How we will use data and intelligence
In delivering this strategy, we will ensure that our decisions are informed by data and intelligence. Much of the data will be built upon the Joint Strategic Needs Assessments in each place, which look at the current and future health and care needs of local populations. These are designed to inform and guide the planning and commissioning (buying) of health, well-being and social care services.
Bringing together our data alongside what our people and staff are telling us will support improving outcomes and reducing health inequalities for the population of West Yorkshire. This will not only ensure that we are able to tell a compelling story as to how our services are being delivered, but also help us consider where we can best focus our efforts on improving them.
To ensure that we are doing this in the right way, we need to make sure that we understand where this intelligence is in our system and how we can ensure that it is brought together to help our decision making on an ongoing basis.
We will also gather and make sense of the data and intelligence we have, in the right place at the right time to ensure that we can improve efficiency and productivity.
To deliver the strategy and achieve our ambitions we will need to grow our analytical capacity and capability over the next five years, allowing us to deliver innovative analytical products and insights to support our plans. We will be able to do this through shared learning and development and shared resources and expertise, with the aim of all parts of the West Yorkshire system being able to contribute to, access and use, the best possible analysis of our information.
To deliver the strategy and the innovation we need to make a real impact on reducing health inequalities, we will look to continually advance the technology. We will continue to develop and improve our use of data and modelling to help us understand future health needs and the demand for our services, as well as to help us understand new ways to improve them. Our digital strategy sets out how we will use data to support decision making, design services and research to improve the health of our population. It also provides a direction of travel for how we will ensure the safe, secure and seamless flow of information between organisations to support care delivery.
Money and resources
In West Yorkshire, we have worked to a set of guiding values and behaviours which have ensured that decisions around how we allocate monies and manage financial risk have been made collectively together. We know that the budgets of all organisations within our partnership are going to be challenging over the coming years. All of these pressures run alongside the cost-of- living issues that people are facing across West Yorkshire, and the unequal impact on poorer communities. This will be felt at system, organisation and individual level.
We know that demand for services is likely to increase across all ages. The impact on some sectors such as our VCSE has also been noticeable and has threatened their sustainability, whether through reductions in grant funding or charity donations from the public alongside increased demand.

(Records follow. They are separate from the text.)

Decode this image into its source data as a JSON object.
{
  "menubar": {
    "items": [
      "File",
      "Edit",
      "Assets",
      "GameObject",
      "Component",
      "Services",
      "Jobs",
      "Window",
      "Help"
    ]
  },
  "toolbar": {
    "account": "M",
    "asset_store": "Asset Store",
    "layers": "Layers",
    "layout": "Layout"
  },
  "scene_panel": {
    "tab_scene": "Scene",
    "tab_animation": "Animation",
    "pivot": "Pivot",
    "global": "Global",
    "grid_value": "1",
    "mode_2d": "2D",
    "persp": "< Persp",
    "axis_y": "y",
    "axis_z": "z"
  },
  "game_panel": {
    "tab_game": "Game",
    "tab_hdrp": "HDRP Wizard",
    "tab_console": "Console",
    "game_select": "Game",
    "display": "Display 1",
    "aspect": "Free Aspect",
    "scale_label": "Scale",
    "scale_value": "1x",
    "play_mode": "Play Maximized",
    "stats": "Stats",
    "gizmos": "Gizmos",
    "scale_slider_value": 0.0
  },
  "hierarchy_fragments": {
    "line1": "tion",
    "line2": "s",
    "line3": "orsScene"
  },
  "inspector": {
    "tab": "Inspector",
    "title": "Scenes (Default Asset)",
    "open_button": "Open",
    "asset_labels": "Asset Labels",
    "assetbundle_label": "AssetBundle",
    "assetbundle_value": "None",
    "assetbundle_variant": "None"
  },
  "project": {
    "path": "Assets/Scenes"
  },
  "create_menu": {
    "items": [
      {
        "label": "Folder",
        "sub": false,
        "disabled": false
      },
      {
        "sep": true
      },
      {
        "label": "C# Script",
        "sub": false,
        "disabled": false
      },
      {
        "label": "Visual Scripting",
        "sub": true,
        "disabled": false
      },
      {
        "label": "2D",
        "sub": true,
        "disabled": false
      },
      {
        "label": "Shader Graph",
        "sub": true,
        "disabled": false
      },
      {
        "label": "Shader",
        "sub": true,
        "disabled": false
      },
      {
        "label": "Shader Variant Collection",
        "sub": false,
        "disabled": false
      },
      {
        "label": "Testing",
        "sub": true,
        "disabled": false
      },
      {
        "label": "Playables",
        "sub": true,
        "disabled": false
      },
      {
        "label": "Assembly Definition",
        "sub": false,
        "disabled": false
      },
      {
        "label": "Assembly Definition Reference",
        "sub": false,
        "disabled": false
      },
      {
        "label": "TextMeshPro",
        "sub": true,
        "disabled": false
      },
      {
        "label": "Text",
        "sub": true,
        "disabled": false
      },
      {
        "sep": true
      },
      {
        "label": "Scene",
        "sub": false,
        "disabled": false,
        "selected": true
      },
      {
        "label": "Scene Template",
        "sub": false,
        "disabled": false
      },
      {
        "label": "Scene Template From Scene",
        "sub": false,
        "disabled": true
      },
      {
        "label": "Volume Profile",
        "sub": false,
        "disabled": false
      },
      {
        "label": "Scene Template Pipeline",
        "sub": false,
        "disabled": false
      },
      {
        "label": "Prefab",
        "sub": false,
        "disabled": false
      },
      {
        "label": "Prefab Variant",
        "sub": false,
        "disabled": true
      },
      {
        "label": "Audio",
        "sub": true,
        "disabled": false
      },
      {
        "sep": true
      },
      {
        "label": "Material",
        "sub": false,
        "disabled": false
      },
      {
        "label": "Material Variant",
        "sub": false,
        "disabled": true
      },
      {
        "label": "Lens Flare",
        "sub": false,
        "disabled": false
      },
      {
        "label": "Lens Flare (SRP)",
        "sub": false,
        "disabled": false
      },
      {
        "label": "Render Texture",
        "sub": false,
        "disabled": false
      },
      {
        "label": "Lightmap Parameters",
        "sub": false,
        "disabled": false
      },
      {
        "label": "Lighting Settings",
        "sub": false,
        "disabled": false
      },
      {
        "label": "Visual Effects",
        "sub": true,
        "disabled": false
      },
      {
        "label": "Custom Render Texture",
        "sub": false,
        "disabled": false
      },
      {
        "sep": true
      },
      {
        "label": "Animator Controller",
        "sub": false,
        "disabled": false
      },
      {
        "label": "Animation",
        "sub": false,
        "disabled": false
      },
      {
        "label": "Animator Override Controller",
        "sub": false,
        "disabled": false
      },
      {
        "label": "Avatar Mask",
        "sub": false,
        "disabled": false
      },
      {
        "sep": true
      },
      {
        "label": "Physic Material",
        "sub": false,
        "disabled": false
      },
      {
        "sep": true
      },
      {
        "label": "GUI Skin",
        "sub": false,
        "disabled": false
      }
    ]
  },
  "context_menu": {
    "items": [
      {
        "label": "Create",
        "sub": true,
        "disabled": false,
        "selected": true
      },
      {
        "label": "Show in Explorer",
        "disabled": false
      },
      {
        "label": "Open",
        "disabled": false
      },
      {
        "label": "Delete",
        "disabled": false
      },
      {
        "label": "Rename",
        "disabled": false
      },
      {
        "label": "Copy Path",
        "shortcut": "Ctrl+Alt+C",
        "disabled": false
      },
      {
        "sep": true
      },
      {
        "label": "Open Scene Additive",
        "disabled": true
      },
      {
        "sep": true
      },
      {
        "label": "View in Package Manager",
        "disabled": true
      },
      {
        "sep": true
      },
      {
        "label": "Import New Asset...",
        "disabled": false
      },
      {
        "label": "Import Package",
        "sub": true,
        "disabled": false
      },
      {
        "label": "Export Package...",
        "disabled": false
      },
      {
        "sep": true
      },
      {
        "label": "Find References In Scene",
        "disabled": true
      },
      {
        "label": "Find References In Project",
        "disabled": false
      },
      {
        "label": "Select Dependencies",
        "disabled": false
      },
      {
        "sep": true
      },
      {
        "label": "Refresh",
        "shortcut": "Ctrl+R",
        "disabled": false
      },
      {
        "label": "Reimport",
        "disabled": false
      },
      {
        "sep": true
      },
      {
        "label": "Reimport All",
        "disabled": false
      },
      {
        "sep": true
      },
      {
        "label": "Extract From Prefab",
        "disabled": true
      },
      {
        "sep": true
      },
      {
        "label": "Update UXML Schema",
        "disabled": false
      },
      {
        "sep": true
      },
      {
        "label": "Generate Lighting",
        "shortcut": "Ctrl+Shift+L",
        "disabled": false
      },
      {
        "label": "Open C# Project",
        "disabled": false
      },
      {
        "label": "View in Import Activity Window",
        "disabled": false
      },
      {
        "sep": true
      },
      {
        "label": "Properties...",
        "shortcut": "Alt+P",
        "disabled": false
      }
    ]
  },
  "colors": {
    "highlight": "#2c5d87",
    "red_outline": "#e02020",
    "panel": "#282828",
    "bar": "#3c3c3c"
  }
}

We have a strong history of working together across organisations and sectors to better use our resources to improve health and care. An example of where we have made a difference through our collective action is the deployment of £1million into social care providers in 2021/22 to allow the early introduction of the national living wage for low-paid employees. This ensured early action to tackle the cost-of-living crisis whilst also supporting a more sustainable care workforce.
This work has been successful due to the way in which we work together across our partnership to a common vision, the level of trust we have and the relationships we have built. We will continue to do this over the lifetime of this strategy to ensure that we can use our resources to reduce health inequalities and improve health and wellbeing in our population.
We make our decisions as close to the individual as possible, starting our planning of services from places and communities. Our resources enable the delivery of plans at this level, ensuring that they are used effectively, efficiently and in new innovative ways where possible.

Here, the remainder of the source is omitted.